- Luckin Coffee opened for trading at $25 a share on Friday after pricing its initial public offering at $17.
- Shares trade under the ticker LK on the Nasdaq.
- The two-year-old startup, which in April received a round of funding from BlackRock, is the latest in a long line of money-losing IPOs to hit the US market this year.
- The company competes with Starbucks in China.
- Find out more about Luckin Coffee.
Luckin, trading under the ticker LK, opened at $25 a share after pricing its IPO at $17 the day prior.

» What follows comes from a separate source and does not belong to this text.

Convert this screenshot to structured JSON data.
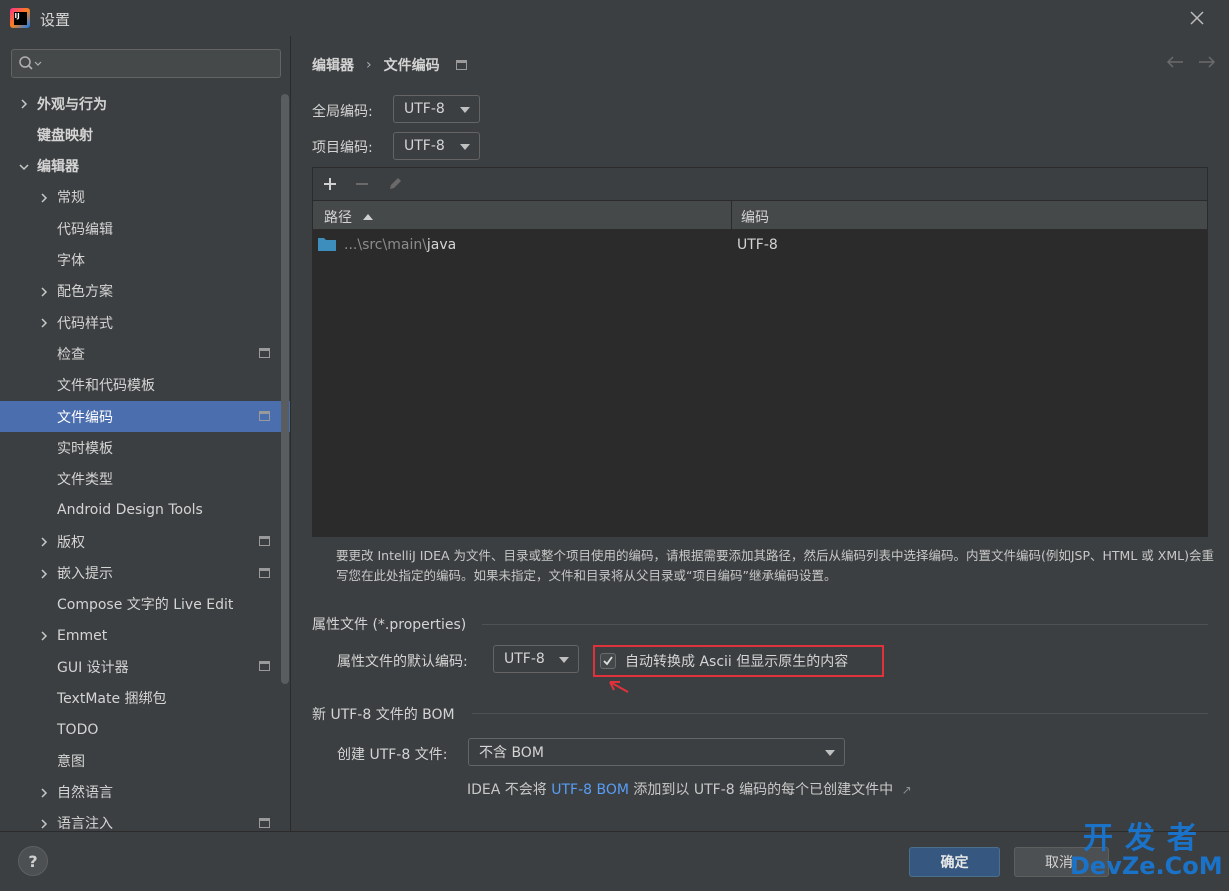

The coffee chain sold 33 million shares at $17 apiece on Thursday evening, raising $571.2 million and giving it a valuation of more than $3.9 billion.
The company, which was founded just two years ago, has received backing from the asset management giant BlackRock. In the private market, Luckin in April raised $150 million from the firm in a Series B round of funding, according to Crunchbase. In total, Luckin has raised $550 million in funding over four rounds.
Like many other young startups chasing growth, Luckin has yet to turn a profit. The company has opened more than 2,000 stores in China in 18 months. Starbucks has more than 3,600 stores in the country.
The company posted a $475 million loss last year on $125 million in revenue. During the first quarter of this year, it recorded a loss of $85 million on $71 million in sales, according to TechCrunch.
Credit Suisse, Morgan Stanley, China International Capital Corporation Hong Kong Securities Limited (CICC) and Haitong International are leading Luckin’s initial public offering. KeyBanc Capital Markets and Needham are acting as the offering’s comanagers.